Mt. Miguel High’s Malcolm Jackson, another Washington commit, is wide and fast. It’s obvious he needs to work on technique but the tools are there.  Presently around 258 lbs., Jackson has the frame to carry 295 lbs.  One tired offensive lineman who went up against Jackson this past season said after the game, “He doesn’t stop. He goes whistle to whistle.

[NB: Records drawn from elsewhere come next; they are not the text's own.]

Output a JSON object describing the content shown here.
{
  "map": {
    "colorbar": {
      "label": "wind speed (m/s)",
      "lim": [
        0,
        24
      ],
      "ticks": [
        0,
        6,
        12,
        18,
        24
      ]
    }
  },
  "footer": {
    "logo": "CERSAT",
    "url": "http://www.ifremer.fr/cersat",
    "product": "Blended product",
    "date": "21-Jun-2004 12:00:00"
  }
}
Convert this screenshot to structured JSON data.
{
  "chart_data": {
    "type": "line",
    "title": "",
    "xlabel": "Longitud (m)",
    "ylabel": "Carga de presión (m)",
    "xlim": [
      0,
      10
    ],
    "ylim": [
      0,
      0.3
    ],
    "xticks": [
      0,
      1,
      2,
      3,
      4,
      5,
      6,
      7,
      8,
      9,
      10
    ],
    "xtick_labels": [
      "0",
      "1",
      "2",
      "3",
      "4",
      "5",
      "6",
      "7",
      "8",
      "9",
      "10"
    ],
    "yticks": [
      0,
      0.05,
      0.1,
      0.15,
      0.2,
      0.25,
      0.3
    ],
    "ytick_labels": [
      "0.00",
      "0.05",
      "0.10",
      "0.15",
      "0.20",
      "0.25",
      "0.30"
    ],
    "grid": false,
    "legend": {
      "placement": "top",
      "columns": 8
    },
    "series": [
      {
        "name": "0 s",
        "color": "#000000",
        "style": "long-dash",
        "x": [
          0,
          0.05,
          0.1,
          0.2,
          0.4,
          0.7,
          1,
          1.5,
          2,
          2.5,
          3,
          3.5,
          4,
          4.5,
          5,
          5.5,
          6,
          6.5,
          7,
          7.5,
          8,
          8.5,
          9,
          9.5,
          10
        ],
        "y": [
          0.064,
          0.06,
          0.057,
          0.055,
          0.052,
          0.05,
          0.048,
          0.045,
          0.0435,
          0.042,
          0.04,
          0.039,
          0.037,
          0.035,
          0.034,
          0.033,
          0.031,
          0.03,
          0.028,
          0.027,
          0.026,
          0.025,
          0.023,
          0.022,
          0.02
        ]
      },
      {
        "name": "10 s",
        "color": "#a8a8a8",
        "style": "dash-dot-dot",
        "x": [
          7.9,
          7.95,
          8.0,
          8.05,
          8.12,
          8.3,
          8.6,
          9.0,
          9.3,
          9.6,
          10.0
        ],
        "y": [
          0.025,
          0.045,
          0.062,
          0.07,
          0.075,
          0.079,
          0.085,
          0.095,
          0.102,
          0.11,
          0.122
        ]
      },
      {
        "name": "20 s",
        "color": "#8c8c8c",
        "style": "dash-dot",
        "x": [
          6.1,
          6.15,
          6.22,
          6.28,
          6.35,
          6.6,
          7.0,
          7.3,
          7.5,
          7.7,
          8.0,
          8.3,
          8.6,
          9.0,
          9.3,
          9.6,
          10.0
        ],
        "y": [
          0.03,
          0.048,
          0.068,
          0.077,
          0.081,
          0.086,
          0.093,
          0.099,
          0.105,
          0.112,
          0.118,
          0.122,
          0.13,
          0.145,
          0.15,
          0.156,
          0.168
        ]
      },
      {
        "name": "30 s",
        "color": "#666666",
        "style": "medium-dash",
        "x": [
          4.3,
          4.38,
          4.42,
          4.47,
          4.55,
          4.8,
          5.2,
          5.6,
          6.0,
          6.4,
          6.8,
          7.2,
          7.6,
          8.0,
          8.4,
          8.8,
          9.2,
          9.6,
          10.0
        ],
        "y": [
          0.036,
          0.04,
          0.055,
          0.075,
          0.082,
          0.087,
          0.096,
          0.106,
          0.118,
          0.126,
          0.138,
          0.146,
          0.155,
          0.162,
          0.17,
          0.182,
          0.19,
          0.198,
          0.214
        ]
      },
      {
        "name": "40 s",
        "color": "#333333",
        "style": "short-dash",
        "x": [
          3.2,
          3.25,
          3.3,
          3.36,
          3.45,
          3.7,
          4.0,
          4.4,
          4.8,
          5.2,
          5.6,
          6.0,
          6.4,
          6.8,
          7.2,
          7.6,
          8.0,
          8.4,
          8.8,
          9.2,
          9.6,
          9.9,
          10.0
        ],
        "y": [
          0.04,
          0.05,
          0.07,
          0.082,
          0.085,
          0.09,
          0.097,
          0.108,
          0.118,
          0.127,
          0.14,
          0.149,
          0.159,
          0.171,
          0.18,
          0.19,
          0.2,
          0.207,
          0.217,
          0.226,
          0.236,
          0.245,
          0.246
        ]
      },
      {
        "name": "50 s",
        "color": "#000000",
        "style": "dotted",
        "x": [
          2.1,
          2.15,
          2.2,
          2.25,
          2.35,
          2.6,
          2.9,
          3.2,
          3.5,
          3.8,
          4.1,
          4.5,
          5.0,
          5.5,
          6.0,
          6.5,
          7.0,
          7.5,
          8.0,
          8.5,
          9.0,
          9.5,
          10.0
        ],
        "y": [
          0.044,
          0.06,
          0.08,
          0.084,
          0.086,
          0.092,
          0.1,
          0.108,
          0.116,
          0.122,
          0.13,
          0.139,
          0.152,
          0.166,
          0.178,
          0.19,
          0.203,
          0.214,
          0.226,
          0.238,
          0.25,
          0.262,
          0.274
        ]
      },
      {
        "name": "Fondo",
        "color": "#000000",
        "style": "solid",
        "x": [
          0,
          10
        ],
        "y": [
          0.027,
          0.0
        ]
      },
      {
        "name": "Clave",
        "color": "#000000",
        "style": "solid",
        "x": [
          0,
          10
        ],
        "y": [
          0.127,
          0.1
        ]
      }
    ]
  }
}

He’s got a motor behind him.”  When Jackson is the subject of discussion, invariably the word “motor” is used.  Although Jackson received offers from many schools, he visited none of them – including Washington – before giving his commitment to the Huskies because, Jackson says, “Washington’s the school I really wanted to attend.”

Washington appreciates Jackson’s foresight and loyalty because Washington needs to recruit interior D-linemen who can get into the offensive backfield.  Ellis McCarthy is still out there.  Azziz Shittu.  Getting five-star D-linemen is not an easy matter.  On the other hand, coaches cannot let promising local talent, such as was the case with Foss High’s Scott Crichton, escape.

One way or another, Washington needs to assemble a defensive line that follows in the tradition of past great Husky D-lines; they need to do that if Washington is to rise to an acceptable level of respectability and consistently contend for Pac-12 championships.

The offense is playing well and, considering the ages of O-line starters, will probably improve.  Obviously, if the defense can rise to the occasion, the future will brighten even more.  Meanwhile, an improvement in mental toughness, pride and desire “all the time” along the D-line is absolutely necessary.  Either present D-linemen step-up their game or Washington brings in fresh blood that can wreak havoc in the trenches.  Or, ideally, both.

Finishing among the worst teams on defense in the Pac-12 is, of course, inimical to Washington football tradition.  Washington was known for great defenses.  Granted, Washington still has ground to travel before the pain of 0 – 12 is forgotten.  The quickest way to memory loss, however, is simple: recruit a few interior D-linemen with future NFL potential, and these young men will gradually cure much of what has been ailing the Huskies.